The 'one-size-fits-all' education system, is failing a large group of students, with tens of thousands of Māori, Pacific and disabled students continuing to slip through the cracks.
A new report called Shifting the Dial focuses on 66,000 "under-served learners" in Aotearoa, and recommends embracing tikanga, and applying a cultural lens to learning approaches to improve education outcomes for young people.
Up Education group chief executive Mark Rushworth says there are too many underserved learners “who are secondary school learners who left school without a qualification or didn’t progress onto tertiary education”.
“Underserved learners do have a large economic and social impact on New Zealand. What we are finding is Māori, Pacific people and disabled people are over-represented in this group”.
Rushworth and his team reviewed the data and talked with academics, students, the community and iwi. They found the most common and predominant issue was one size doesn’t fit all.
Rushworth says the underserved learners end up being unemployed or in low-skill work and are never able to upskill past those roles.

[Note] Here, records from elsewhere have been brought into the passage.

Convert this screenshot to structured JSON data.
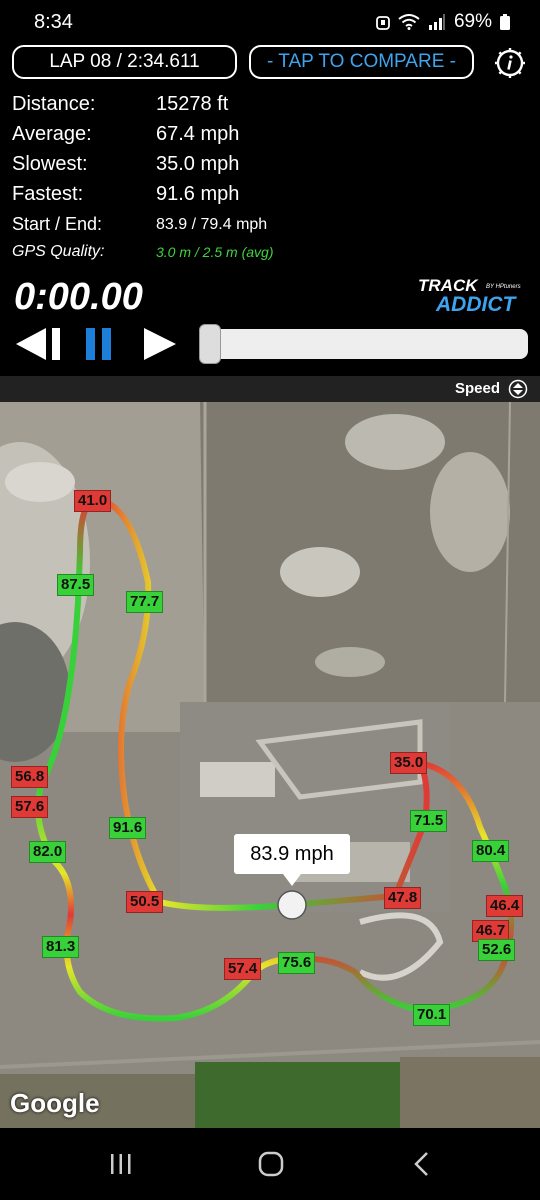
{
  "status_bar": {
    "time": "8:34",
    "battery": "69%"
  },
  "header": {
    "lap_label": "LAP 08 / 2:34.611",
    "compare_label": "- TAP TO COMPARE -"
  },
  "stats": [
    {
      "label": "Distance:",
      "value": "15278 ft"
    },
    {
      "label": "Average:",
      "value": "67.4 mph"
    },
    {
      "label": "Slowest:",
      "value": "35.0 mph"
    },
    {
      "label": "Fastest:",
      "value": "91.6 mph"
    },
    {
      "label": "Start / End:",
      "value": "83.9 / 79.4 mph"
    },
    {
      "label": "GPS Quality:",
      "value": "3.0 m / 2.5 m (avg)"
    }
  ],
  "playback": {
    "timer": "0:00.00",
    "progress": 0.0
  },
  "brand": {
    "line1": "TRACK",
    "line2": "ADDICT",
    "by": "BY HPtuners"
  },
  "map": {
    "layer_label": "Speed",
    "current_speed": "83.9 mph",
    "provider": "Google",
    "speed_labels": [
      {
        "text": "41.0",
        "level": "slow"
      },
      {
        "text": "87.5",
        "level": "fast"
      },
      {
        "text": "77.7",
        "level": "fast"
      },
      {
        "text": "56.8",
        "level": "slow"
      },
      {
        "text": "57.6",
        "level": "slow"
      },
      {
        "text": "82.0",
        "level": "fast"
      },
      {
        "text": "91.6",
        "level": "fast"
      },
      {
        "text": "50.5",
        "level": "slow"
      },
      {
        "text": "81.3",
        "level": "fast"
      },
      {
        "text": "57.4",
        "level": "slow"
      },
      {
        "text": "75.6",
        "level": "fast"
      },
      {
        "text": "47.8",
        "level": "slow"
      },
      {
        "text": "35.0",
        "level": "slow"
      },
      {
        "text": "71.5",
        "level": "fast"
      },
      {
        "text": "80.4",
        "level": "fast"
      },
      {
        "text": "46.4",
        "level": "slow"
      },
      {
        "text": "46.7",
        "level": "slow"
      },
      {
        "text": "52.6",
        "level": "fast"
      },
      {
        "text": "70.1",
        "level": "fast"
      }
    ]
  },
  "colors": {
    "slow": "#e03a36",
    "fast": "#38d13a",
    "mid": "#e6e62a",
    "accent": "#3ea4ee",
    "play_blue": "#1e7fd8"
  }
}
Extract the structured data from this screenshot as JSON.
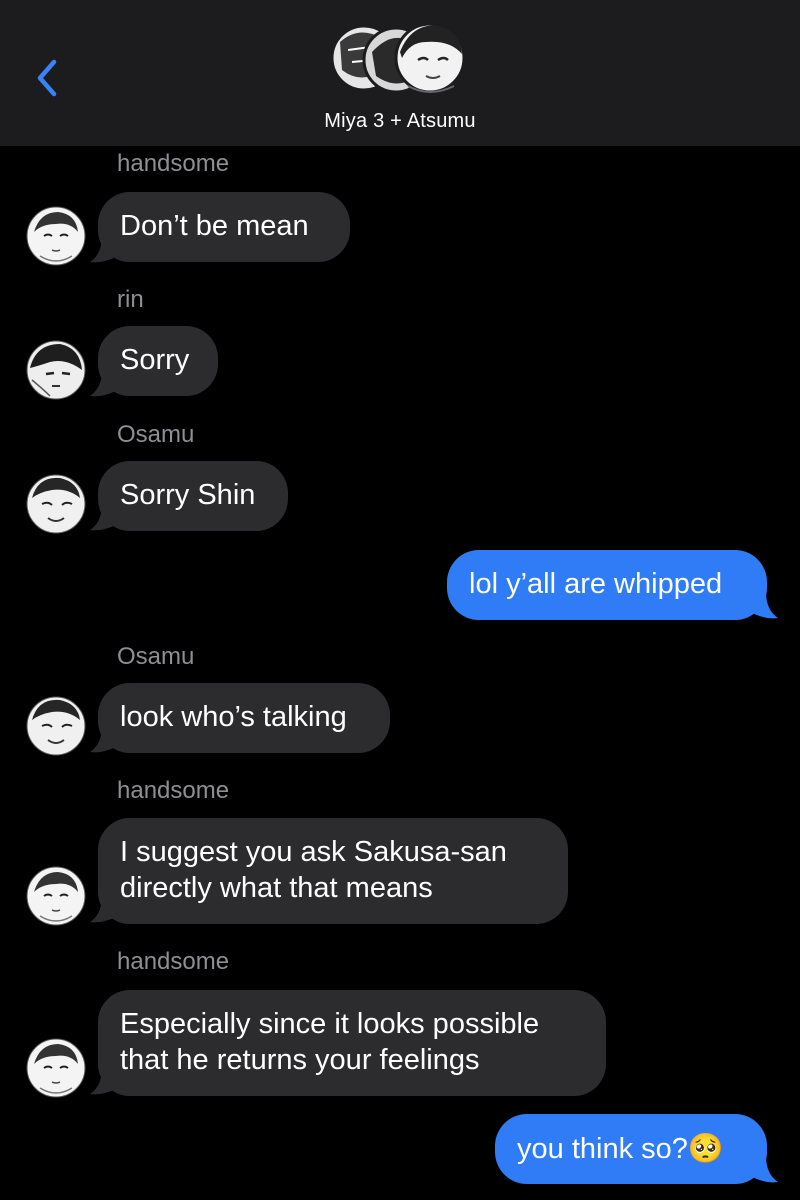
{
  "header": {
    "title": "Miya 3 + Atsumu",
    "back_icon": "chevron-left-icon",
    "accent_color": "#3a82f7"
  },
  "colors": {
    "incoming_bubble": "#2c2c2e",
    "outgoing_bubble": "#2f7cf6",
    "sender_name": "#8e8e93",
    "background": "#000000"
  },
  "messages": [
    {
      "sender": "handsome",
      "text": "Don’t be mean"
    },
    {
      "sender": "rin",
      "text": "Sorry"
    },
    {
      "sender": "Osamu",
      "text": "Sorry Shin"
    },
    {
      "sender": "me",
      "text": "lol y’all are whipped"
    },
    {
      "sender": "Osamu",
      "text": "look who’s talking"
    },
    {
      "sender": "handsome",
      "lines": [
        "I suggest you ask Sakusa-san",
        "directly what that means"
      ]
    },
    {
      "sender": "handsome",
      "lines": [
        "Especially since it looks possible",
        "that he returns your feelings"
      ]
    },
    {
      "sender": "me",
      "text": "you think so?",
      "emoji": "🥺"
    }
  ]
}
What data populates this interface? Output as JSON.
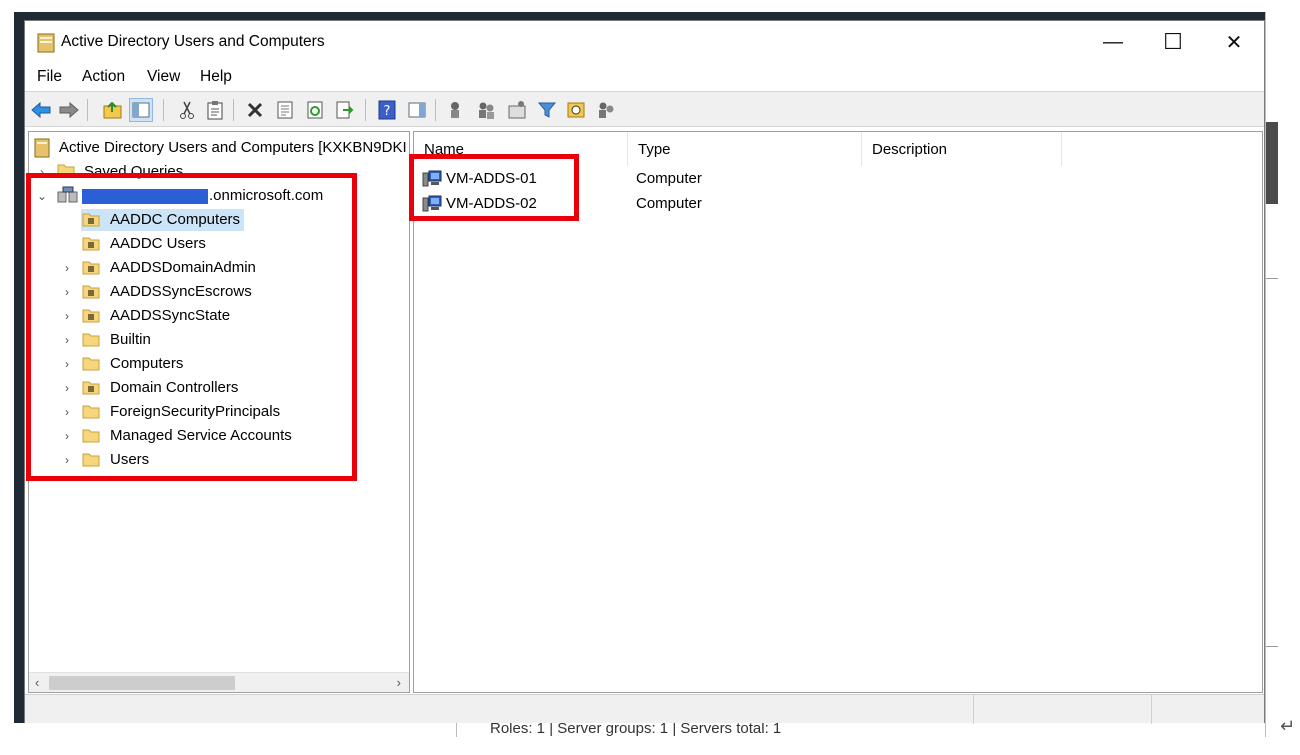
{
  "window": {
    "title": "Active Directory Users and Computers",
    "minimize_glyph": "—",
    "maximize_glyph": "☐",
    "close_glyph": "✕"
  },
  "menu": [
    "File",
    "Action",
    "View",
    "Help"
  ],
  "toolbar_icons": [
    "back-arrow-icon",
    "forward-arrow-icon",
    "up-folder-icon",
    "show-hide-console-tree-icon",
    "cut-icon",
    "paste-icon",
    "delete-icon",
    "properties-icon",
    "refresh-icon",
    "export-list-icon",
    "help-icon",
    "show-action-pane-icon",
    "users-icon",
    "groups-icon",
    "organizational-unit-icon",
    "filter-icon",
    "find-icon",
    "add-to-group-icon"
  ],
  "tree": {
    "root_label": "Active Directory Users and Computers [KXKBN9DKI",
    "saved_queries": "Saved Queries",
    "domain_suffix": ".onmicrosoft.com",
    "items": [
      {
        "label": "AADDC Computers",
        "selected": true,
        "expandable": false
      },
      {
        "label": "AADDC Users",
        "selected": false,
        "expandable": false
      },
      {
        "label": "AADDSDomainAdmin",
        "selected": false,
        "expandable": true
      },
      {
        "label": "AADDSSyncEscrows",
        "selected": false,
        "expandable": true
      },
      {
        "label": "AADDSSyncState",
        "selected": false,
        "expandable": true
      },
      {
        "label": "Builtin",
        "selected": false,
        "expandable": true
      },
      {
        "label": "Computers",
        "selected": false,
        "expandable": true
      },
      {
        "label": "Domain Controllers",
        "selected": false,
        "expandable": true
      },
      {
        "label": "ForeignSecurityPrincipals",
        "selected": false,
        "expandable": true
      },
      {
        "label": "Managed Service Accounts",
        "selected": false,
        "expandable": true
      },
      {
        "label": "Users",
        "selected": false,
        "expandable": true
      }
    ]
  },
  "list": {
    "columns": [
      "Name",
      "Type",
      "Description"
    ],
    "rows": [
      {
        "name": "VM-ADDS-01",
        "type": "Computer"
      },
      {
        "name": "VM-ADDS-02",
        "type": "Computer"
      }
    ]
  },
  "behind_window": {
    "status_text": "Roles: 1   |   Server groups: 1   |   Servers total: 1"
  },
  "colors": {
    "highlight_box": "#e8000b",
    "selection": "#cce4f7",
    "redaction": "#2a5fd6"
  }
}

Hoani Waititi programme cited
“If we could get those underserved learners into a level four to level six qualification, then there are 66,000 who would lift up and have better outcomes at that national level.
“Two components that are beneficial are economic, which equates to an extra $11 billion over 30 years, and secondly increases self-esteem and their health, which leads to a longer life expectancy."
Rushworth says they have partnered with local iwi to develop educational programmes with local marae using tikanga. “Hoani Waititi is an example of that where we have a trade school in partnership with it and we have students there who are having great educational outcomes.”
Other aspects of education that need to be taught to underserved learners are soft skills and life skills.
“Academic qualifications are really important but they also need to be work-ready.”
Rushworth wants educational work plans tailored to each of the learners. “Each person has different barriers to education. One area that we focus on is increasing their literacy and numeracy and helping them achieve up to that level four.”
Rushworth said that for people to have better learning outcomes, “learners need to see themselves reflected in their tutors and teachers.
"They also need to create a scene of belonging and appositive learning environment that learners want to come into each day.”